1
votes

I know but not exactly how all the arc works. I know when to use weak properties to prevent memory leaks. But I want to understand something else. If I have UIViewController with strong custom view inside him like this: @property (nonatomic) UIView myView; (the default is strong if we not specify anything). If this view was weak, I know that don't need to care about releasing it, but what about strong? Is it stay alive after my ViewController didDisappear / dealloc when it strong? 1. Should I set this view to nil in the viewWillDisappear? 2. Why when I create a weak property it's not exist anymore after I call its "init" method?

4

4 Answers

2
votes

Let's see if we can help:

If I have UIViewController with strong custom view inside him like this: @property (nonatomic) UIView myView; (the default is strong if we not specify anything). If this view was weak, I know that don't need to care about releasing it, but what about strong? Is it stay alive after my ViewController didDisappear / dealloc when it strong?

Don't think about reference counts or releasing, ARC really turns things around. The strong, weak, etc. attributes are associated with the variable, and you can understand this by taking a variable-centric view in which the variables are the actors - the entities controlling the lifetime of referenced objects.

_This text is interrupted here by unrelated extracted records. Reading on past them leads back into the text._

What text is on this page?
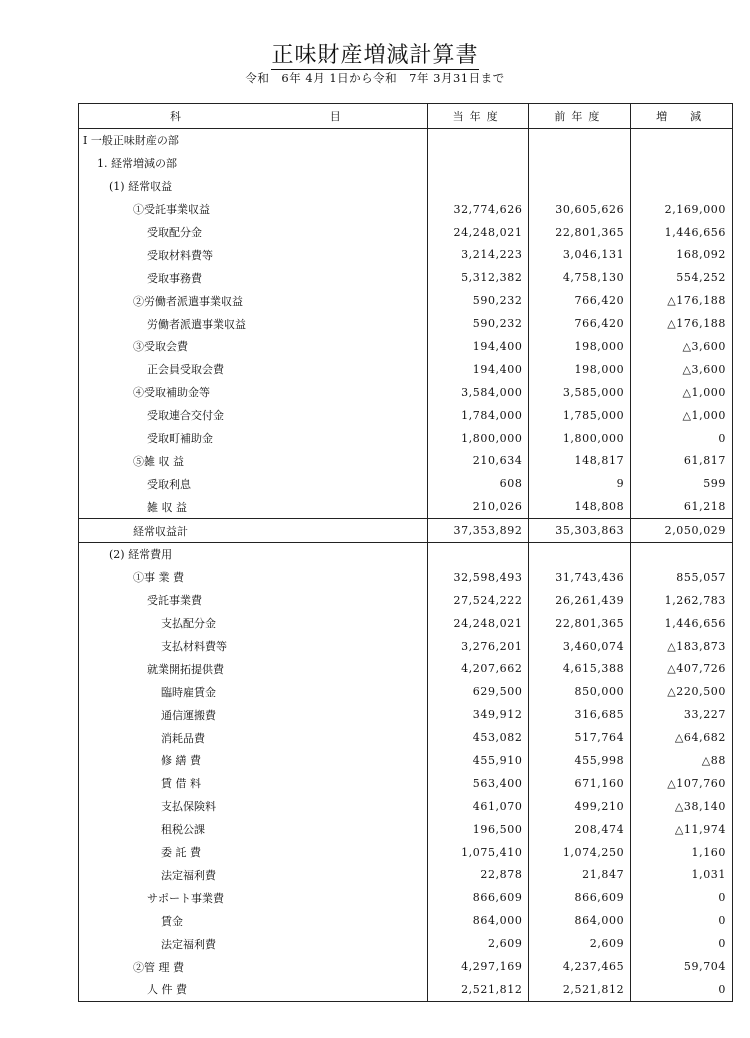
正味財産増減計算書
令和　6年 4月 1日から令和　7年 3月31日まで
科 目	当年度	前年度	増　減
Ⅰ 一般正味財産の部			
1. 経常増減の部			
(1) 経常収益			
①受託事業収益	32,774,626	30,605,626	2,169,000
受取配分金	24,248,021	22,801,365	1,446,656
受取材料費等	3,214,223	3,046,131	168,092
受取事務費	5,312,382	4,758,130	554,252
②労働者派遣事業収益	590,232	766,420	△176,188
労働者派遣事業収益	590,232	766,420	△176,188
③受取会費	194,400	198,000	△3,600
正会員受取会費	194,400	198,000	△3,600
④受取補助金等	3,584,000	3,585,000	△1,000
受取連合交付金	1,784,000	1,785,000	△1,000
受取町補助金	1,800,000	1,800,000	0
⑤雑 収 益	210,634	148,817	61,817
受取利息	608	9	599
雑 収 益	210,026	148,808	61,218
経常収益計	37,353,892	35,303,863	2,050,029
(2) 経常費用			
①事 業 費	32,598,493	31,743,436	855,057
受託事業費	27,524,222	26,261,439	1,262,783
支払配分金	24,248,021	22,801,365	1,446,656
支払材料費等	3,276,201	3,460,074	△183,873
就業開拓提供費	4,207,662	4,615,388	△407,726
臨時雇賃金	629,500	850,000	△220,500
通信運搬費	349,912	316,685	33,227
消耗品費	453,082	517,764	△64,682
修 繕 費	455,910	455,998	△88
賃 借 料	563,400	671,160	△107,760
支払保険料	461,070	499,210	△38,140
租税公課	196,500	208,474	△11,974
委 託 費	1,075,410	1,074,250	1,160
法定福利費	22,878	21,847	1,031
サポート事業費	866,609	866,609	0
賃金	864,000	864,000	0
法定福利費	2,609	2,609	0
②管 理 費	4,297,169	4,237,465	59,704
人 件 費	2,521,812	2,521,812	0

Taking this view when a reference is stored into a variable which has the strong attribute then the variable informs ARC that it requires the referenced object to stay around.

Remove that reference from the variable; e.g. by overwriting it with another reference or with nil; then the variable tells ARC it no longer requires the referenced object to stay around.

ARC itself simply keeps an object around as long as there is at least one variable which has told ARC that the object is required and has not yet withdrawn that requirement.

Your question is what happens when ARC removes an object which has instance variables which have the strong attribute. Taking the variable-centric view the question becomes: what happens when a variable itself is destroyed?

The answer is that the last act of a variable which has the strong attribute. and has a reference stored in it, is to tell ARC that the variable no longer requires the referenced object to be kept around.

  1. Should I set this view to nil in the viewWillDisappear?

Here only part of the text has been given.